DeepSeek, Qwen, Mistral Code Rewriting Boosts Retrieval by 0.51 NDCG

Full natural language rewriting beats copy-paste for code retrieval, but only when applied together.

Deep Dive

A new paper by Gurioli et al. systematically evaluates LLM-based code rewriting for retrieval, comparing three strategies under two augmentation regimes: joint query-corpus (QC, online) and corpus-only (C, offline). Using five encoders and three LLM families (Qwen, DeepSeek, Mistral) across six CoIR benchmarks, they found that full natural language rewriting under QC gave the largest improvement: +0.51 NDCG@10 on the CT-Contest benchmark for the MoSE-18 encoder. In contrast, corpus-only rewriting backfired—degrading retrieval in 56 out of 90 configurations (about 62%). The authors also introduce two diagnostics: Delta H (token entropy) and Delta s (embedding cosine). Delta H proved a reliable predictor of retrieval gain under QC across all three rewriter families (pooled Spearman rho = +0.436, p < 0.001 on DeepSeek+Codestral; rho = +0.593 on Codestral alone).
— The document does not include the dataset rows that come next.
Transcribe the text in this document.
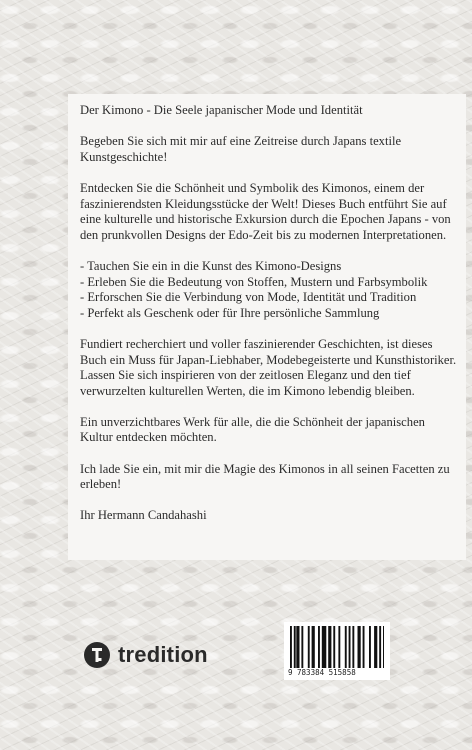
Der Kimono - Die Seele japanischer Mode und Identität

Begeben Sie sich mit mir auf eine Zeitreise durch Japans textile Kunstgeschichte!

Entdecken Sie die Schönheit und Symbolik des Kimonos, einem der faszinierendsten Kleidungsstücke der Welt! Dieses Buch entführt Sie auf eine kulturelle und historische Exkursion durch die Epochen Japans - von den prunkvollen Designs der Edo-Zeit bis zu modernen Interpretationen.

- Tauchen Sie ein in die Kunst des Kimono-Designs

- Erleben Sie die Bedeutung von Stoffen, Mustern und Farbsymbolik

- Erforschen Sie die Verbindung von Mode, Identität und Tradition

- Perfekt als Geschenk oder für Ihre persönliche Sammlung

Fundiert recherchiert und voller faszinierender Geschichten, ist dieses Buch ein Muss für Japan-Liebhaber, Modebegeisterte und Kunsthistoriker. Lassen Sie sich inspirieren von der zeitlosen Eleganz und den tief verwurzelten kulturellen Werten, die im Kimono lebendig bleiben.

Ein unverzichtbares Werk für alle, die die Schönheit der japanischen Kultur entdecken möchten.

Ich lade Sie ein, mit mir die Magie des Kimonos in all seinen Facetten zu erleben!

Ihr Hermann Candahashi

tredition
9 783384 515858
The study reframes LLM rewriting as a cost-benefit decision: it works best as a remediation layer for lightweight encoders tackling code-dominant queries, with diminishing returns for stronger encoders or natural-language-heavy queries. The introduction of Delta H provides a low-cost, rewriter-agnostic proxy to decide up front whether rewriting will help—saving LLM calls when gains are unlikely. This research offers practical guidance for improving code retrieval systems without blindly applying LLM rewrites everywhere.

Key Points
  • Full NL rewriting of both queries and corpus gave +0.51 absolute NDCG@10 on CT-Contest for MoSE-18 encoder.
  • Corpus-only rewriting degraded retrieval in 56 of 90 test configurations (62%), showing the risk of offline rewriting.
  • Delta H token entropy correlates with retrieval gain (Spearman rho +0.593 on Codestral), enabling cheap pre-retrieval decision-making.

Why It Matters

LLM rewriting can dramatically improve code search, but blindly rewriting codebases without query context backfires.